More recently, Fountas et al. (20) retrospectively reviewed 1,015 patients who underwent first-time one-, two-, or three-level ACDF and reported upon their complications. Fusion rates for the one-, two-, and three-level ACDF groups were 95.6%, 93.9%, and 90.5%, respectively. This study had several limitations. It was nonrandomized and multiple different techniques were employed, with some patients receiving autograft while others allograft. A small percentage of patients were treated without plates; 6% in the single-level group, 2% in the two-level group, and 1% in the three-level group. They could not find any statistically significant differences in fusion rates comparing the plated versus nonplated groups, though with such a small number of patients in the nonplated group, the study lacked statistical power to show such differences.
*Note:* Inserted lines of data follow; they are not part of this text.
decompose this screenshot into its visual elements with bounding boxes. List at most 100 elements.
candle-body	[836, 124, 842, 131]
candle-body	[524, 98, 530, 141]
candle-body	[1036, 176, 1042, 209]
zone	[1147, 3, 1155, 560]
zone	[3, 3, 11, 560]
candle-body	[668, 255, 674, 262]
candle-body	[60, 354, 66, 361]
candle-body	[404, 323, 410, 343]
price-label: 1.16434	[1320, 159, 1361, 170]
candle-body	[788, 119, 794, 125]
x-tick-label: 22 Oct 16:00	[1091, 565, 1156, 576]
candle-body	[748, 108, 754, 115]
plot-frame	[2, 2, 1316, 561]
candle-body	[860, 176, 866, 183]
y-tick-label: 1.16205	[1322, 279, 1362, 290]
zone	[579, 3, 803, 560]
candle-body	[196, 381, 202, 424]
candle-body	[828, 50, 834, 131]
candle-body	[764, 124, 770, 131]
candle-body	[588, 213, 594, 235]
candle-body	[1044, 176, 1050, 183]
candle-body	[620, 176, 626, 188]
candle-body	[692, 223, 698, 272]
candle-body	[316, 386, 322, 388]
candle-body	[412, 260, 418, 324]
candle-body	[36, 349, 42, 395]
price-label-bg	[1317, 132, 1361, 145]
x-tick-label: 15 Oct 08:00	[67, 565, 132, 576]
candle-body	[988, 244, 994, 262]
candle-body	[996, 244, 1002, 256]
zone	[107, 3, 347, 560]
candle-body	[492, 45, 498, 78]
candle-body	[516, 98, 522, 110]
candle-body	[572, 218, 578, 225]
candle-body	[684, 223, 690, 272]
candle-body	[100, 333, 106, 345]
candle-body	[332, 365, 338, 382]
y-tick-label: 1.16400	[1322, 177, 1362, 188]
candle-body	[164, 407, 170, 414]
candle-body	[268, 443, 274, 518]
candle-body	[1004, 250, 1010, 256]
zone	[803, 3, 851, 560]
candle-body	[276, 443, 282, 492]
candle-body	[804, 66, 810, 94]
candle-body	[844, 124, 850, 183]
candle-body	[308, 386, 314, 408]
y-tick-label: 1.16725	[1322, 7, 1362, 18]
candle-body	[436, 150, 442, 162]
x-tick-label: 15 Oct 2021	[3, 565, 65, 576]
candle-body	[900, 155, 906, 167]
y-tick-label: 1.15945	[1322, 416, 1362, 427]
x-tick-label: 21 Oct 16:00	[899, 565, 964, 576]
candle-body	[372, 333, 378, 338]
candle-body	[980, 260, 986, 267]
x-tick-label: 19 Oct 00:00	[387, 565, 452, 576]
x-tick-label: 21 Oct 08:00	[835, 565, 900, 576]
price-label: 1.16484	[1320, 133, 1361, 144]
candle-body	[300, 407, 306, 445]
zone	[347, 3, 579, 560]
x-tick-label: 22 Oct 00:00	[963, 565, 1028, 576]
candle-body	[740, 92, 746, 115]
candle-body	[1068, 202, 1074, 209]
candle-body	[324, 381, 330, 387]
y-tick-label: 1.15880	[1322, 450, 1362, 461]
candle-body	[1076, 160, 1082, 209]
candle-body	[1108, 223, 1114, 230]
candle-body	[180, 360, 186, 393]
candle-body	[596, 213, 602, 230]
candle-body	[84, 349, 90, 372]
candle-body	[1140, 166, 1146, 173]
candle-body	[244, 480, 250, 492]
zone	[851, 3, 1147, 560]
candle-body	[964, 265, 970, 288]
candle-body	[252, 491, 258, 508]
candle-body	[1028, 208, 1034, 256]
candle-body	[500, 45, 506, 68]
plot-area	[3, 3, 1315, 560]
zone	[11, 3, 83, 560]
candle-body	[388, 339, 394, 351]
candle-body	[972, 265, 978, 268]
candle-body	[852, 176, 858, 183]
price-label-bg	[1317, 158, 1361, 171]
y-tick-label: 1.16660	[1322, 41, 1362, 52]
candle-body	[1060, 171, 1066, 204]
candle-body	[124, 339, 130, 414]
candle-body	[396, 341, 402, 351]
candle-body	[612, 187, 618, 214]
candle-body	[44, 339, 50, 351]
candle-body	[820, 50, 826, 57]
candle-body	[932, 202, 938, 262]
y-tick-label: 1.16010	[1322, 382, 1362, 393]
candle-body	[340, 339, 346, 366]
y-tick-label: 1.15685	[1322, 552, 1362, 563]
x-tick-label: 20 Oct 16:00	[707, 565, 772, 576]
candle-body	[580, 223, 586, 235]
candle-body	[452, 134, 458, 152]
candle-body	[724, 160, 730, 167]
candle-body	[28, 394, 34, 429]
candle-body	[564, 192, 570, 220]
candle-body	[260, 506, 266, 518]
Lastly, there has been concern that statically locked plates themselves may lead to pseudoarthrosis in some patients. This is theoretically possible secondary to the effect of bridging an unloaded interbody graft after normal subsidence during healing (21). This concern motivated the development of dynamic plates, as outlined previously. Nunley et al. (22) randomized 66 patients undergoing ACDF to either a dynamic or static anterior cervical plate. Of the single-level fusions, there was no statistically significant difference in fusion rate between plate types. In multilevel constructs, patients with dynamic plates had better clinical outcomes. It should be noted that the style of dynamic plate used was a translational plate.